Se fosse già operativa la controriforma delle intercettazioni, Scajola non si sarebbe dimesso.
dal Corriere della sera del 5 maggio 2010. di Luigi Ferrarella
LE INTERCETTAZIONI: Se la nuova legge fosse già in vigore neanche una riga sulla casa di Scajola
Cosa c’entrano le intercettazioni con il caso Scajola? Niente: alla base della sua vicenda non ci sono microspie, ma solo assegni bancari e dichiarazioni di testimoni, atti peraltro tutti non più coperti da segreto perché depositati al Tribunale del Riesame. Eppure, se fosse già in vigore la legge proposta dal ministro Alfano sulle intercettazioni, gli italiani nulla saprebbero ancora della casa di Scajola. E nulla gli italiani ancora saprebbero perché nulla i giornali avrebbero potuto scriverne in questi 12 giorni, e ancora fino a chissà quanti altri mesi. Al contrario di quello che i promotori della legge raccontano, e cioè che con essa intendono impedire la pubblicazione selvaggia di intercettazioni segrete, l’attuale testo in discussione alla Commissione Giustizia del Senato vieta, con la scusa delle intercettazioni, la pubblicazione — non solo integrale ma neanche parziale, neanche soltanto nel contenuto, neanche soltanto per riassunto — degli atti d’indagine anche se non più coperti dal segreto, e questo fino a che non siano concluse le indagini preliminari ovvero fino al termine dell’udienza. In più, aggancia la violazione di questo divieto a un’altra legge già esistente (la 231/2001 sulla responsabilità amministrativa delle imprese per reati commessi dai dipendenti nell’interesse aziendale), e per ogni pubblicazione arbitraria fa così scattare non solo ammende maggiorate per i cronisti (da 2 a 10 mila euro, dunque con oblazione a 5 mila euro), ma soprattutto maxi-sanzioni a carico delle aziende editoriali fino a 465 mila euro a notizia
Per dare un’idea dell’impatto, i quotidiani nazionali, con quello che hanno pubblicato di vero e di più non segreto in questi 12 giorni, rischierebbero già 4/5 milioni di euro, e i loro cronisti oblazioni già per 60 mila euro a testa (sempre che il giudice non ritenga, a motivo della gravità del fatto, di negare l’oblazione e avviare il giornalista a un processo che potrebbe concludersi con la condanna a 2 mesi di arresto per ogni pubblicazione arbitraria).

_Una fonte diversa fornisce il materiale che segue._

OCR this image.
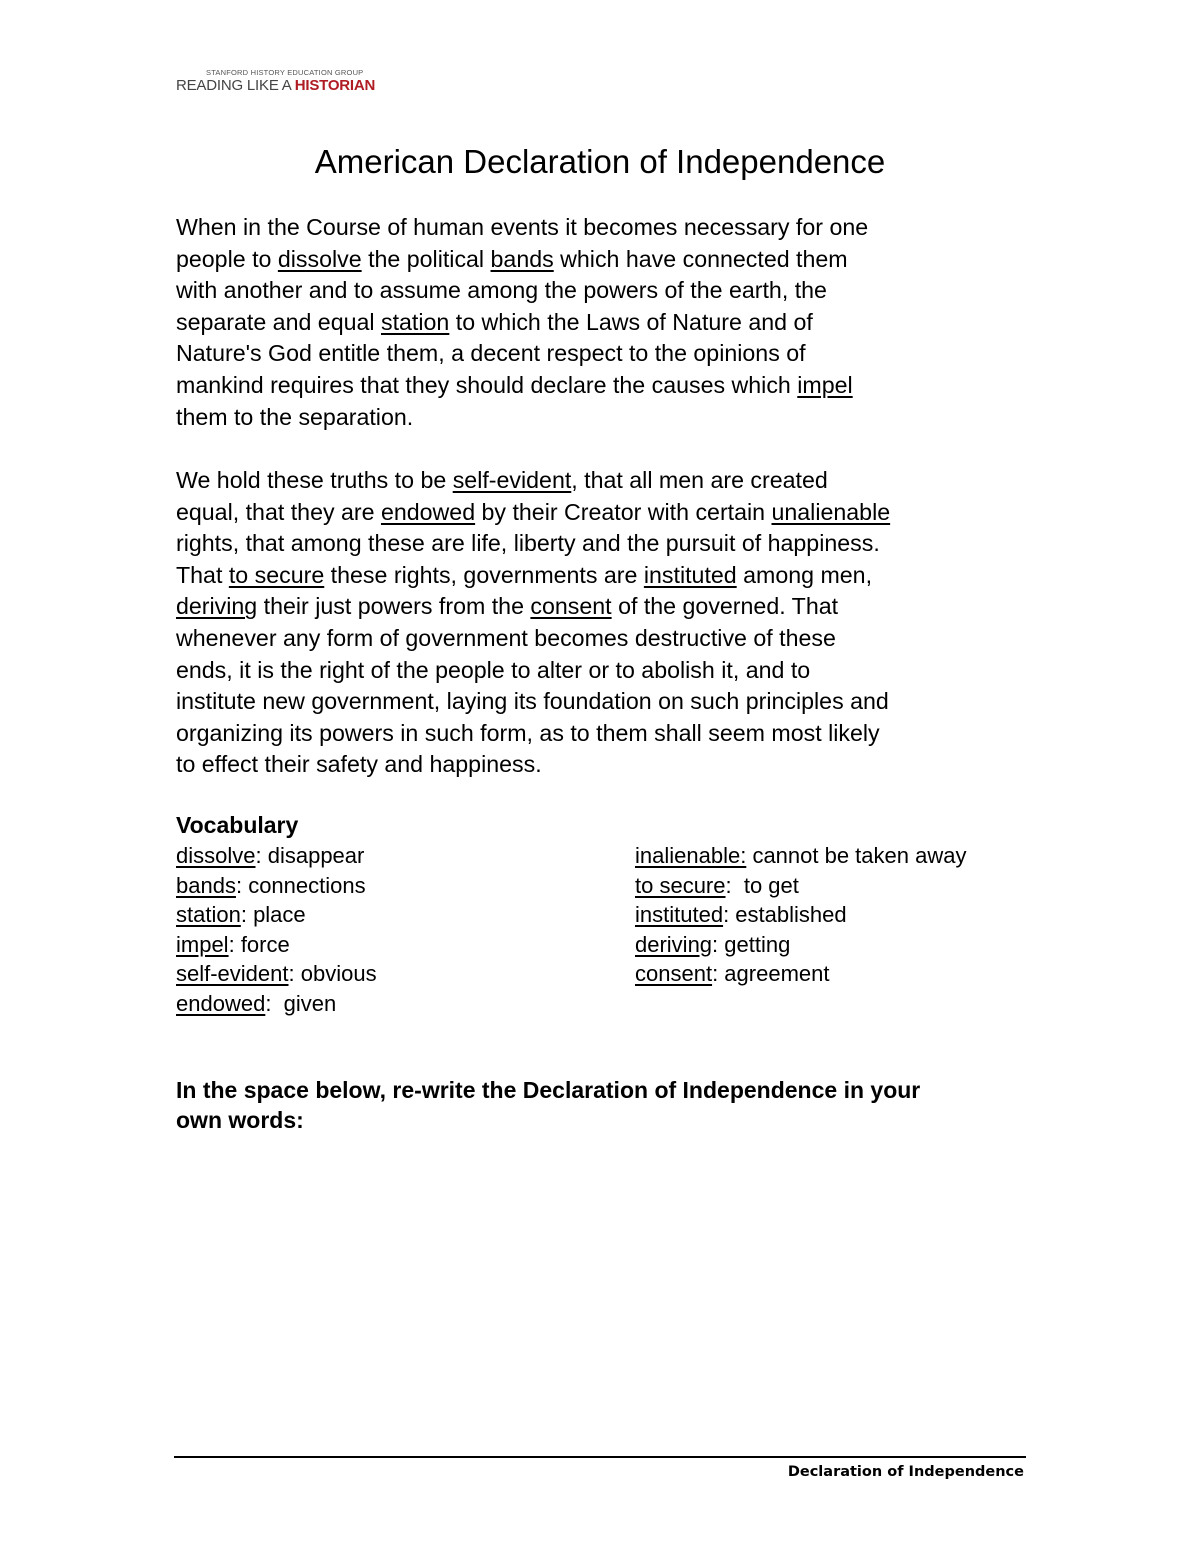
STANFORD HISTORY EDUCATION GROUP
READING LIKE A HISTORIAN
American Declaration of Independence
When in the Course of human events it becomes necessary for one
people to dissolve the political bands which have connected them
with another and to assume among the powers of the earth, the
separate and equal station to which the Laws of Nature and of
Nature's God entitle them, a decent respect to the opinions of
mankind requires that they should declare the causes which impel
them to the separation.
We hold these truths to be self-evident, that all men are created
equal, that they are endowed by their Creator with certain unalienable
rights, that among these are life, liberty and the pursuit of happiness.
That to secure these rights, governments are instituted among men,
deriving their just powers from the consent of the governed. That
whenever any form of government becomes destructive of these
ends, it is the right of the people to alter or to abolish it, and to
institute new government, laying its foundation on such principles and
organizing its powers in such form, as to them shall seem most likely
to effect their safety and happiness.
Vocabulary
dissolve: disappear
bands: connections
station: place
impel: force
self-evident: obvious
endowed:  given
inalienable: cannot be taken away
to secure:  to get
instituted: established
deriving: getting
consent: agreement
In the space below, re-write the Declaration of Independence in your
own words:
Declaration of Independence
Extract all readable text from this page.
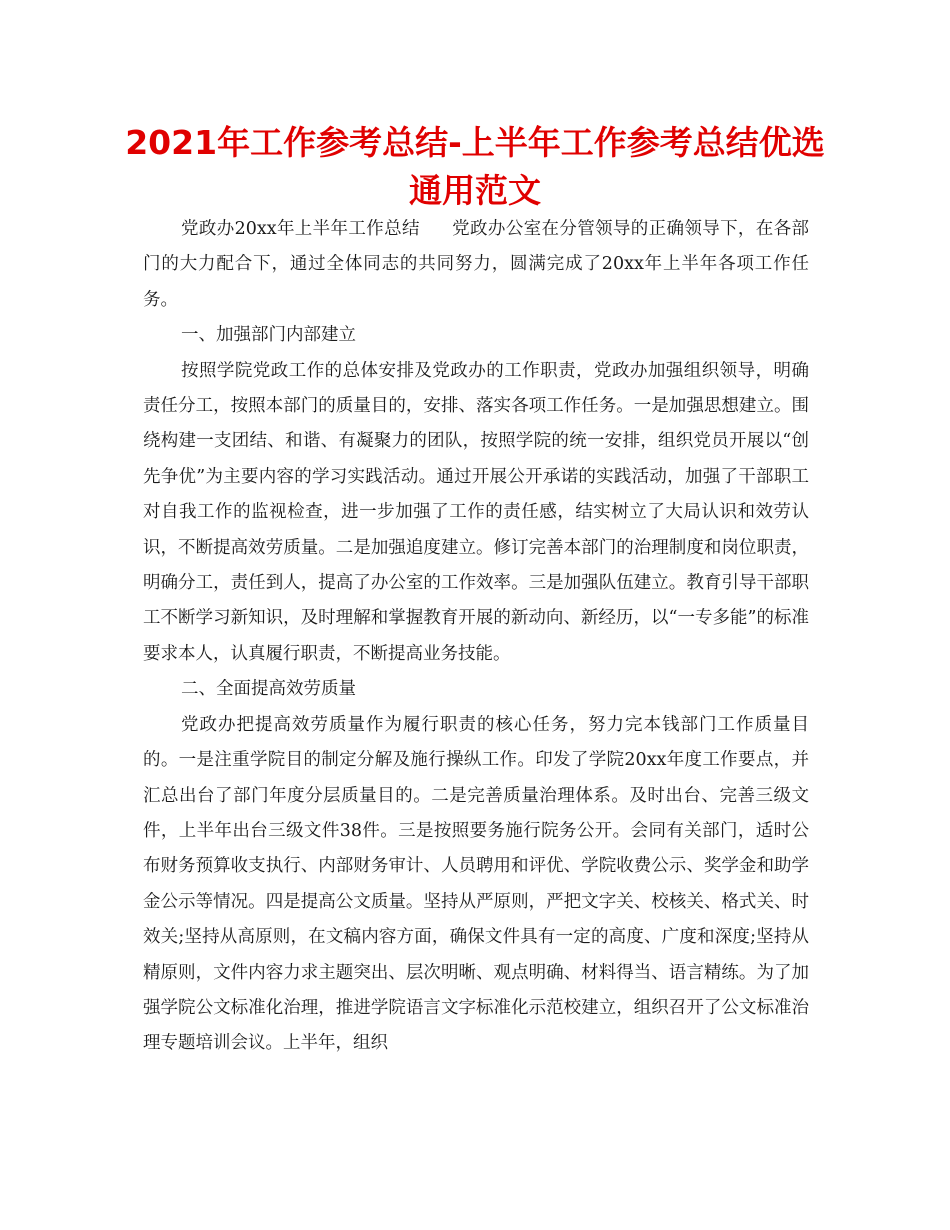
2021年工作参考总结-上半年工作参考总结优选通用范文

党政办20xx年上半年工作总结 党政办公室在分管领导的正确领导下，在各部门的大力配合下，通过全体同志的共同努力，圆满完成了20xx年上半年各项工作任务。

一、加强部门内部建立

按照学院党政工作的总体安排及党政办的工作职责，党政办加强组织领导，明确责任分工，按照本部门的质量目的，安排、落实各项工作任务。一是加强思想建立。围绕构建一支团结、和谐、有凝聚力的团队，按照学院的统一安排，组织党员开展以“创先争优”为主要内容的学习实践活动。通过开展公开承诺的实践活动，加强了干部职工对自我工作的监视检查，进一步加强了工作的责任感，结实树立了大局认识和效劳认识，不断提高效劳质量。二是加强追度建立。修订完善本部门的治理制度和岗位职责，明确分工，责任到人，提高了办公室的工作效率。三是加强队伍建立。教育引导干部职工不断学习新知识，及时理解和掌握教育开展的新动向、新经历，以“一专多能”的标准要求本人，认真履行职责，不断提高业务技能。

二、全面提高效劳质量

党政办把提高效劳质量作为履行职责的核心任务，努力完本钱部门工作质量目的。一是注重学院目的制定分解及施行操纵工作。印发了学院20xx年度工作要点，并汇总出台了部门年度分层质量目的。二是完善质量治理体系。及时出台、完善三级文件，上半年出台三级文件38件。三是按照要务施行院务公开。会同有关部门，适时公布财务预算收支执行、内部财务审计、人员聘用和评优、学院收费公示、奖学金和助学金公示等情况。四是提高公文质量。坚持从严原则，严把文字关、校核关、格式关、时效关;坚持从高原则，在文稿内容方面，确保文件具有一定的高度、广度和深度;坚持从精原则，文件内容力求主题突出、层次明晰、观点明确、材料得当、语言精练。为了加强学院公文标准化治理，推进学院语言文字标准化示范校建立，组织召开了公文标准治理专题培训会议。上半年，组织
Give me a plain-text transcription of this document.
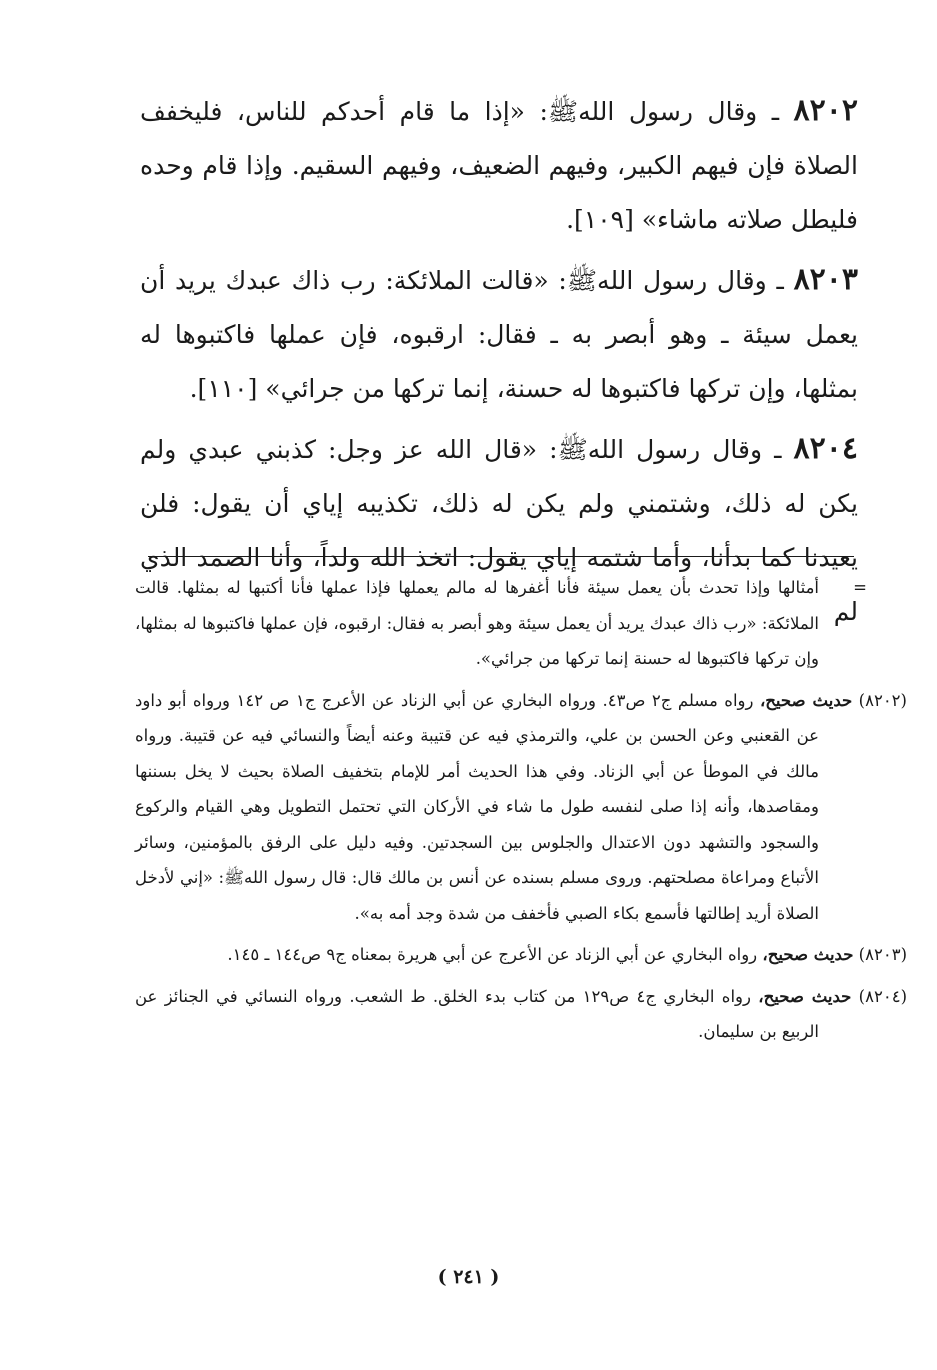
٨٢٠٢ ـ وقال رسول اللهﷺ: «إذا ما قام أحدكم للناس، فليخفف الصلاة فإن فيهم الكبير، وفيهم الضعيف، وفيهم السقيم. وإذا قام وحده فليطل صلاته ماشاء» [١٠٩].

٨٢٠٣ ـ وقال رسول اللهﷺ: «قالت الملائكة: رب ذاك عبدك يريد أن يعمل سيئة ـ وهو أبصر به ـ فقال: ارقبوه، فإن عملها فاكتبوها له بمثلها، وإن تركها فاكتبوها له حسنة، إنما تركها من جرائي» [١١٠].

٨٢٠٤ ـ وقال رسول اللهﷺ: «قال الله عز وجل: كذبني عبدي ولم يكن له ذلك، وشتمني ولم يكن له ذلك، تكذيبه إياي أن يقول: فلن يعيدنا كما بدأنا، وأما شتمه إياي يقول: اتخذ الله ولداً، وأنا الصمد الذي لم

=
أمثالها وإذا تحدث بأن يعمل سيئة فأنا أغفرها له مالم يعملها فإذا عملها فأنا أكتبها له بمثلها. قالت الملائكة: «رب ذاك عبدك يريد أن يعمل سيئة وهو أبصر به فقال: ارقبوه، فإن عملها فاكتبوها له بمثلها، وإن تركها فاكتبوها له حسنة إنما تركها من جرائي».

(٨٢٠٢) حديث صحيح، رواه مسلم ج٢ ص٤٣. ورواه البخاري عن أبي الزناد عن الأعرج ج١ ص ١٤٢ ورواه أبو داود عن القعنبي وعن الحسن بن علي، والترمذي فيه عن قتيبة وعنه أيضاً والنسائي فيه عن قتيبة. ورواه مالك في الموطأ عن أبي الزناد. وفي هذا الحديث أمر للإمام بتخفيف الصلاة بحيث لا يخل بسننها ومقاصدها، وأنه إذا صلى لنفسه طول ما شاء في الأركان التي تحتمل التطويل وهي القيام والركوع والسجود والتشهد دون الاعتدال والجلوس بين السجدتين. وفيه دليل على الرفق بالمؤمنين، وسائر الأتباع ومراعاة مصلحتهم. وروى مسلم بسنده عن أنس بن مالك قال: قال رسول اللهﷺ: «إني لأدخل الصلاة أريد إطالتها فأسمع بكاء الصبي فأخفف من شدة وجد أمه به».

(٨٢٠٣) حديث صحيح، رواه البخاري عن أبي الزناد عن الأعرج عن أبي هريرة بمعناه ج٩ ص١٤٤ ـ ١٤٥.

(٨٢٠٤) حديث صحيح، رواه البخاري ج٤ ص١٢٩ من كتاب بدء الخلق. ط الشعب. ورواه النسائي في الجنائز عن الربيع بن سليمان.

( ٢٤١ )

Il caso di Scajola è ancor più istruttivo perché rivela quanto ipocrita sia il ritornello di chi vuole far discendere dalla sola rilevanza penale la condizione di «scrivibilità» di una vicenda giudiziaria, e dalla sola qualifica di indagato l’unico criterio di interesse pubblico di una notizia. Il ministro non è indagato dalla Procura di Perugia ed è possibile che nemmeno lo sia in futuro, quindi in base a questo buffo criterio non si dovrebbe scriverne alcunché. Allo stato, anzi, Scajola è un «terzo» estraneo ai fatti di reato contestati invece ad Anemone e Zampolini per il controverso tragitto immobiliare di quegli 80 assegni, e dunque la sua vicenda, misurata su questo singolare parametro, dovrebbe restare esente da attenzioni giornalistiche. Ma quanto questo sarebbe assurdo l’ha dimostrato indirettamente proprio un importante dirigente del partito di Scajola e di Alfano, il coordinatore nazionale del Pdl Denis Verdini, quando poche settimane fa convocò una conferenza stampa per sventolare alcune intercettazioni allegate a una memoria difensiva depositata agli atti e dunque non più segrete, dalle quali a suo avviso emergevano non reati ma indebiti comportamenti di un dirigente del centrosinistra toscano. Iniziativa assolutamente legittima, se l’onorevole Verdini la ritiene valida e se, come ogni giornalista, se ne assume la responsabilità (su veridicità e continenza) rispetto ai già oggi esistenti confini della diffamazione. Solo che il coordinatore del Pdl dovrebbe andare a farlo presente al ministro della Giustizia, appena approderà in Parlamento la legge che dichiara di voler fermare le intercettazioni selvagge ma in realtà vieta la cronaca. O provare a ricordarlo al presidente del Consiglio quando, come ieri, afferma che in Italia «c’è fin troppa libertà di stampa».